États-Unis – Diplomatie : Échec et Mat

La diplomatie américaine a du mal à retrouver ses marques dans certaines régions du monde. Si en Amérique Latine, le département d'État a su laisser passer la déferlante électorale de la gauche et même travailler avec certains gouvernements moins radicaux comme celui de Lula au Brésil, de Michèle Bachelet au Chili, tout en résistant à confronter directement le Venezuela d'Hugo Chavez et surtout à ne pas trop se précipiter dans le vide laissé par la maladie de Fidel Castro ; au Proche-Orient, une autre logique, celle de la lutte contre la terreur l'a emporté.

L'après 11 septembre a vu l'administration américaine se lancer tous azimut dans une logique de force militaire. Les cercles néo-conservateurs ont voulu faire parler la poudre pour contrer les menées du terrorisme international. Une doctrine de la frappe préventive, qui allait marginaliser les diplomates de carrière au département d'État. La provocation ultime du 11 septembre a entraîné les Etats-Unis dans une stratégie militaire interventionniste qui a laissé peu de place à l'analyse des enjeux multiples et complexes d'un Moyen-Orient multiconfessionnel. Si on relit l'excellent livre de Bob Woodward, grand reporter au Washington Post, les rencontres des cellules de crises à la Maison Blanche ont essentiellement porté sur les préparatifs militaires de la guerre anti-terroriste. Alors même qu'après avoir occupé le terrain en Irak et en Afghanistan, il aurait fallu se lancer dans un difficile et patient processus de ''state building ''. En Irak par exemple, une fois la statue de Saddam Hussein déboulonnée, Washington n'a pas su coopérer avec les sunnites et au contraire, a monté une opération de purge du parti Baas, quelque chose qui sonnerait chez nous comme « Baasistes pa ladan'l » qui a tout de suite polarisé le jeu politique.

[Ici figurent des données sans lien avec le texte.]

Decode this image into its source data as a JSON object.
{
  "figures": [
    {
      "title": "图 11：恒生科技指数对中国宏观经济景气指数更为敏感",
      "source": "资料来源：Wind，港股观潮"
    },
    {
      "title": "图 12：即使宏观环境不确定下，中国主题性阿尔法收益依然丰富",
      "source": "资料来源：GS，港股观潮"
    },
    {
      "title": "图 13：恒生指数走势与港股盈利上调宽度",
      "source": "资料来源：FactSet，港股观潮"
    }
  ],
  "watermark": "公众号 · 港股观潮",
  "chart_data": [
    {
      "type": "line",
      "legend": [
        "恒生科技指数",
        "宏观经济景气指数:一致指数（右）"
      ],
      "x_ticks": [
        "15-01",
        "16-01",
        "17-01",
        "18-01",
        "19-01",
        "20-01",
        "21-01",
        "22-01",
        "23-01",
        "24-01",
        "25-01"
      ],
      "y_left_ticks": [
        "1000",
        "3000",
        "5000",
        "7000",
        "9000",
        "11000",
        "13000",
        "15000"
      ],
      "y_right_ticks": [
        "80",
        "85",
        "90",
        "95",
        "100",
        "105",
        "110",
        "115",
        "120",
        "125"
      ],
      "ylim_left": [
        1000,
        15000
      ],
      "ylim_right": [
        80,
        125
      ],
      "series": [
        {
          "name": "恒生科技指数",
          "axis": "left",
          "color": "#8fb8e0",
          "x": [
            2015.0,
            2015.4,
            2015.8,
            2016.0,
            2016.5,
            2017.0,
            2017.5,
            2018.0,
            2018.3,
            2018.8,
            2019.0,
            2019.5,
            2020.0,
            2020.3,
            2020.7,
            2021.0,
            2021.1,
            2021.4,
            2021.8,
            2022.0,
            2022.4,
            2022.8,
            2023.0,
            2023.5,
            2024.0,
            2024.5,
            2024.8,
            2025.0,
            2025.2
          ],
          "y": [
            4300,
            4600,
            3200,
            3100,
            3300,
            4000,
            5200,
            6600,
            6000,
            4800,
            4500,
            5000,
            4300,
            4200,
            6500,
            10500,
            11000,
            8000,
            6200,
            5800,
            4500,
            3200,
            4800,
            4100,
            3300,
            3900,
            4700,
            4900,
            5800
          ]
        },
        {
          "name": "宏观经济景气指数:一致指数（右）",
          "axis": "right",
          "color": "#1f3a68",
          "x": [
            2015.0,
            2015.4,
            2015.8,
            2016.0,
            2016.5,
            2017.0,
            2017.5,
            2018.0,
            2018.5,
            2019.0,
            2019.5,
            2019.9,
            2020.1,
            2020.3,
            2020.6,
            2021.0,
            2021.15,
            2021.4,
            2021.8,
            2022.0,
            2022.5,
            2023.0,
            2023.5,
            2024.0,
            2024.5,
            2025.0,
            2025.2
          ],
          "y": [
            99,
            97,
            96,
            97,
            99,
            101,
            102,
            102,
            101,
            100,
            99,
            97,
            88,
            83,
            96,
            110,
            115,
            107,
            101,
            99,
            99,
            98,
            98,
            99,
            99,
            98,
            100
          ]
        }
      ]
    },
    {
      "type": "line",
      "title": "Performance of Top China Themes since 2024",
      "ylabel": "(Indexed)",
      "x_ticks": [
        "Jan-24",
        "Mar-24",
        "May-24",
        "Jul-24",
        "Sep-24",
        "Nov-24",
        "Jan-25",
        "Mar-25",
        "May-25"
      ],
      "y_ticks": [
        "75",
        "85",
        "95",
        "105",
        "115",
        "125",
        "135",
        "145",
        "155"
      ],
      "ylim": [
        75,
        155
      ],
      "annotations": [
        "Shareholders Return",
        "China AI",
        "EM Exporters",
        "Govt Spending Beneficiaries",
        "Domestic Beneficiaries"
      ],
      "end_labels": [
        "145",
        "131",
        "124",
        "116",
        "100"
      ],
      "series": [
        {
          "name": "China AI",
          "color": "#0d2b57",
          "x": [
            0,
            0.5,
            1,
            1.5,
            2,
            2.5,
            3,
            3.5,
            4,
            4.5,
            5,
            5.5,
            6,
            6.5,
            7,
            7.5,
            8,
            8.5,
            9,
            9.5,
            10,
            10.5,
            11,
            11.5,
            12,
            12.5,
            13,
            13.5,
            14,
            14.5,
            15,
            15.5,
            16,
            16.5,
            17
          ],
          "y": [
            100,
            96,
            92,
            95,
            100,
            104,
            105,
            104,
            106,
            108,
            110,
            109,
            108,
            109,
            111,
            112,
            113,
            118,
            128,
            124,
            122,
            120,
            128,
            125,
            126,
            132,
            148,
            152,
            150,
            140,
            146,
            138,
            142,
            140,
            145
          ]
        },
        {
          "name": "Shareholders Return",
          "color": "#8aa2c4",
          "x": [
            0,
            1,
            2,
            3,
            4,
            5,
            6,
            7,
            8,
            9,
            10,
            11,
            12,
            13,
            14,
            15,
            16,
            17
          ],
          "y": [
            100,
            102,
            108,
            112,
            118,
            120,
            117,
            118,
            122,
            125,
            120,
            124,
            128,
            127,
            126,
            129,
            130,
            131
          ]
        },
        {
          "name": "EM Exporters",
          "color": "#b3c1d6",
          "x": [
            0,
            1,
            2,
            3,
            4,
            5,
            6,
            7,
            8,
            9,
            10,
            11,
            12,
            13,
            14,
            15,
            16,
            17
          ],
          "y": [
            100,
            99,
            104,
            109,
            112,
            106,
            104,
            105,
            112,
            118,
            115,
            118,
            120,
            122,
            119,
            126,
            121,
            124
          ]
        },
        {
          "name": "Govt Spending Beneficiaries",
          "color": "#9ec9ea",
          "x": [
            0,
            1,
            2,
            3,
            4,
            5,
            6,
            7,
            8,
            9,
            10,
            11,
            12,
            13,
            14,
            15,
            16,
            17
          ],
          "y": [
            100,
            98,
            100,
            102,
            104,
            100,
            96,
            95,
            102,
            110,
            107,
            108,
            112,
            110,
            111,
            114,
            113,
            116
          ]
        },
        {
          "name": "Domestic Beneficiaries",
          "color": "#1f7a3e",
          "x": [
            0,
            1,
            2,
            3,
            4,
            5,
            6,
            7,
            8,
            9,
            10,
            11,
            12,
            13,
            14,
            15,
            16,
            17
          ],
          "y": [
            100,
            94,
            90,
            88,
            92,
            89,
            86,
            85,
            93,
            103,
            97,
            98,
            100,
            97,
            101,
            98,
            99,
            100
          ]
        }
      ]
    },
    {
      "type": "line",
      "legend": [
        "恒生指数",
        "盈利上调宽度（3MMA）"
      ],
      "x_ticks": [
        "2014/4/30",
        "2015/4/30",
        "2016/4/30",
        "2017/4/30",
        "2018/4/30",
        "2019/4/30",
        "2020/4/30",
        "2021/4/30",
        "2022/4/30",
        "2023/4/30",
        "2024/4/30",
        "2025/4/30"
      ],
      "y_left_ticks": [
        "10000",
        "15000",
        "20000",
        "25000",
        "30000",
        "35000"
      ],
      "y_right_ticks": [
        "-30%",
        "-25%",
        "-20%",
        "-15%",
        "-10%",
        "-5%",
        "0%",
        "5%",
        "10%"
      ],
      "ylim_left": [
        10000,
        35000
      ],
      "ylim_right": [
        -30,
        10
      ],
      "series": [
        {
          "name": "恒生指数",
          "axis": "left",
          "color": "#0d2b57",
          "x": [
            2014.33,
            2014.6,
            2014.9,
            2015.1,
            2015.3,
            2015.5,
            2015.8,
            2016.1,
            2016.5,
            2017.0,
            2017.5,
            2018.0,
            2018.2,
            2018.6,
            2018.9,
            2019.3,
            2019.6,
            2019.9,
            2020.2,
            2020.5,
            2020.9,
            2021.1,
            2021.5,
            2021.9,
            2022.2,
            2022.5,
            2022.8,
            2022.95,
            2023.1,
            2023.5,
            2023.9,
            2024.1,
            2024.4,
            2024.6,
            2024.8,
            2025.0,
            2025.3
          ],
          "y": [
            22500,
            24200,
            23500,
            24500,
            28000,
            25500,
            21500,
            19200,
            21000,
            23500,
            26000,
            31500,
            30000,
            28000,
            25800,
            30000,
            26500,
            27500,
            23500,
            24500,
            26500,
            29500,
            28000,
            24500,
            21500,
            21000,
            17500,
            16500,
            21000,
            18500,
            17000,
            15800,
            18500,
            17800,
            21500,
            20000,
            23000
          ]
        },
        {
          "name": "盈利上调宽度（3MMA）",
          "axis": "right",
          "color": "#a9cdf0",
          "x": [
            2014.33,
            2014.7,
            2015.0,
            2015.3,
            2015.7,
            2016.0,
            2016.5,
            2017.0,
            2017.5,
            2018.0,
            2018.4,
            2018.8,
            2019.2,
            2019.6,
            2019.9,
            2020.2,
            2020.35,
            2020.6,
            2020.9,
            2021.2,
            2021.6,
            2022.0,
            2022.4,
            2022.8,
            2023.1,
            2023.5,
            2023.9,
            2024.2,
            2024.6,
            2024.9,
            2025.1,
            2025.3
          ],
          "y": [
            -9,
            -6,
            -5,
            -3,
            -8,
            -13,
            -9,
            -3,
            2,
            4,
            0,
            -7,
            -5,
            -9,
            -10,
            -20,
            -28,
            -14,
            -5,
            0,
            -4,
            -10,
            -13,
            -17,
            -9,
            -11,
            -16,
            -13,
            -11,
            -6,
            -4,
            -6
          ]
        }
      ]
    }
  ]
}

Les sunnites qui disposent d'importants réseaux dans toute la péninsule arabique, lancèrent alors une large insurrection alimentée par des combattants venus de la frontière Syrienne.

Washington a alors tenté de jouer maladroitement les chiites contre le noyau dur sunnite identifié comme des partisans zélés de Saddam ; c'était ne pas compter avec les calculs sophistiqués d'un Zarquaoui qui a réussi avec une terrible efficacité à attiser le conflit entre les deux grands courants religieux de l'islam.

Cette semaine deux généraux du ''centcommand'', Mrs Pace and Abizaid ont admis que l'Irak glissait vers la guerre civile. Ce qui provoqua une réaction outrée de la part du Sénateur Clinton qui demanda la démission du Secrétaire d'État à la défense, Donald Rumsfield. La vérité est que depuis la mort de Zarquaoui, le 7 juin dernier lors d'un raid américain autour de Bagdad, la logique du pire ne s'est pas inversée.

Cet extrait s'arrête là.